Al Drago / Bloomberg via Getty Images

Three individuals were named on Wednesday as the co-moderators of the second Republican Party presidential primary debate in late September.

The debate will air on Fox Business and Univision from 9-11 p.m. EST on September 27 and will be co-moderated by Stuart Varney, Dana Perino, and Ilia Calderón.

Varney was one of the original anchors at Fox Business when it started back in 2007 and currently hosts “Varney & Co.” Perino co-anchors “America’s Newsroom” and co-hosts “The Five,” both on Fox News. Calderón anchors Univision’s “Noticiero Univision.”

“We are very proud to have Stuart Varney and Dana Perino co-moderating the second debate with Univison to provide Americans with a comprehensive view of the qualifying candidates vying for the Republican nomination for president,” said Jay Wallace, President and Executive Editor of Fox News.

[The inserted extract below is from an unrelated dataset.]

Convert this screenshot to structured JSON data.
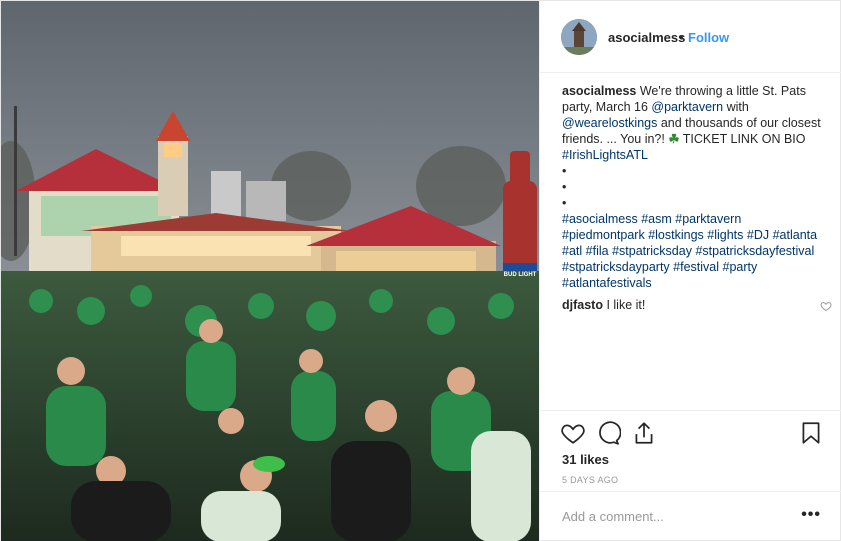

Maria Martinez-Guzman, Executive Vice President of News for Univision Networks, claimed that the left-wing Spanish news organization would be “fair and balanced” in its participation during the debate.

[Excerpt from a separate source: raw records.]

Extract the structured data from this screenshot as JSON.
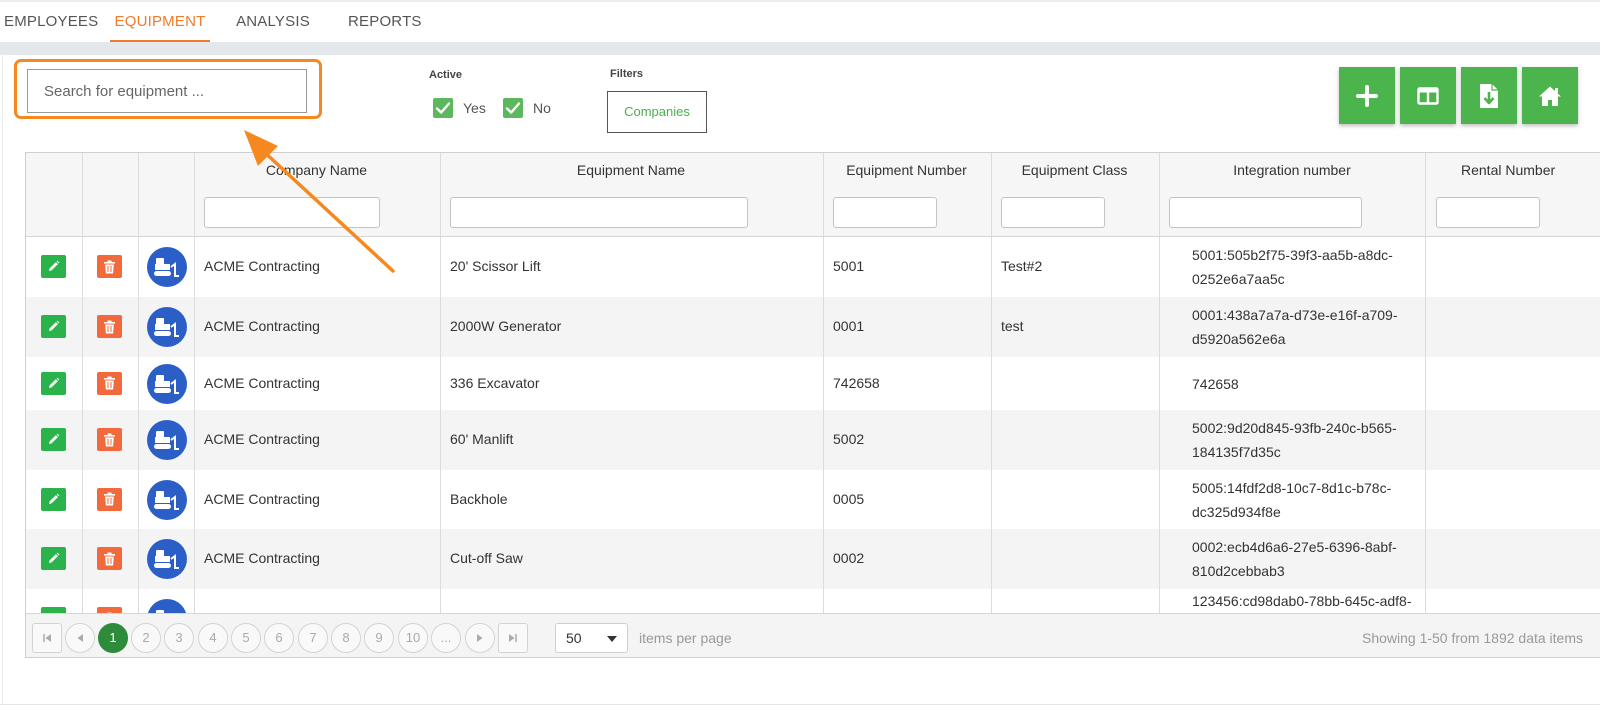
{
  "tabs": [
    {
      "label": "EMPLOYEES",
      "active": false
    },
    {
      "label": "EQUIPMENT",
      "active": true
    },
    {
      "label": "ANALYSIS",
      "active": false
    },
    {
      "label": "REPORTS",
      "active": false
    }
  ],
  "search": {
    "placeholder": "Search for equipment ...",
    "value": ""
  },
  "active_filter": {
    "label": "Active",
    "yes_label": "Yes",
    "yes_checked": true,
    "no_label": "No",
    "no_checked": true
  },
  "filters": {
    "label": "Filters",
    "companies_button": "Companies"
  },
  "toolbar": {
    "buttons": [
      {
        "name": "add-button",
        "icon": "plus-icon"
      },
      {
        "name": "columns-button",
        "icon": "columns-icon"
      },
      {
        "name": "export-button",
        "icon": "file-download-icon"
      },
      {
        "name": "home-button",
        "icon": "home-icon"
      }
    ],
    "color": "#4cb44c"
  },
  "grid": {
    "columns": [
      "",
      "",
      "",
      "Company Name",
      "Equipment Name",
      "Equipment Number",
      "Equipment Class",
      "Integration number",
      "Rental Number"
    ],
    "rows": [
      {
        "company": "ACME Contracting",
        "equipment": "20' Scissor Lift",
        "number": "5001",
        "class": "Test#2",
        "integration": "5001:505b2f75-39f3-aa5b-a8dc-0252e6a7aa5c",
        "rental": ""
      },
      {
        "company": "ACME Contracting",
        "equipment": "2000W Generator",
        "number": "0001",
        "class": "test",
        "integration": "0001:438a7a7a-d73e-e16f-a709-d5920a562e6a",
        "rental": ""
      },
      {
        "company": "ACME Contracting",
        "equipment": "336 Excavator",
        "number": "742658",
        "class": "",
        "integration": "742658",
        "rental": ""
      },
      {
        "company": "ACME Contracting",
        "equipment": "60' Manlift",
        "number": "5002",
        "class": "",
        "integration": "5002:9d20d845-93fb-240c-b565-184135f7d35c",
        "rental": ""
      },
      {
        "company": "ACME Contracting",
        "equipment": "Backhole",
        "number": "0005",
        "class": "",
        "integration": "5005:14fdf2d8-10c7-8d1c-b78c-dc325d934f8e",
        "rental": ""
      },
      {
        "company": "ACME Contracting",
        "equipment": "Cut-off Saw",
        "number": "0002",
        "class": "",
        "integration": "0002:ecb4d6a6-27e5-6396-8abf-810d2cebbab3",
        "rental": ""
      },
      {
        "company": "",
        "equipment": "",
        "number": "",
        "class": "",
        "integration": "123456:cd98dab0-78bb-645c-adf8-",
        "rental": ""
      }
    ]
  },
  "pager": {
    "pages": [
      "1",
      "2",
      "3",
      "4",
      "5",
      "6",
      "7",
      "8",
      "9",
      "10",
      "..."
    ],
    "current_page": "1",
    "per_page": "50",
    "per_page_label": "items per page",
    "summary": "Showing 1-50 from 1892 data items"
  },
  "colors": {
    "accent": "#f07b29",
    "green": "#4cb44c",
    "edit": "#29b34a",
    "delete": "#f26a3c",
    "avatar": "#2b5fc7",
    "annotation": "#f5891f"
  }
}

“As in past election cycles, we seek to inform Hispanic voters nationwide about their choices while representing our community’s issues during this election cycle,” she added.

The number of people who watched the Republican Party’s first presidential debate last week was roughly 13 million.

A survey from FiveThirtyEight/Washington Post/Ipsos asked Republican primary voters who did not watch the debate what they did instead.


Only 7% said that they watched Trump’s interview with Tucker Carlson, which fell behind several other options, including doing housework at 11%, and watching something else on TV at 29%. A report said that approximately 15 million people actually clicked and watched the 45-minute interview for at least 2 seconds.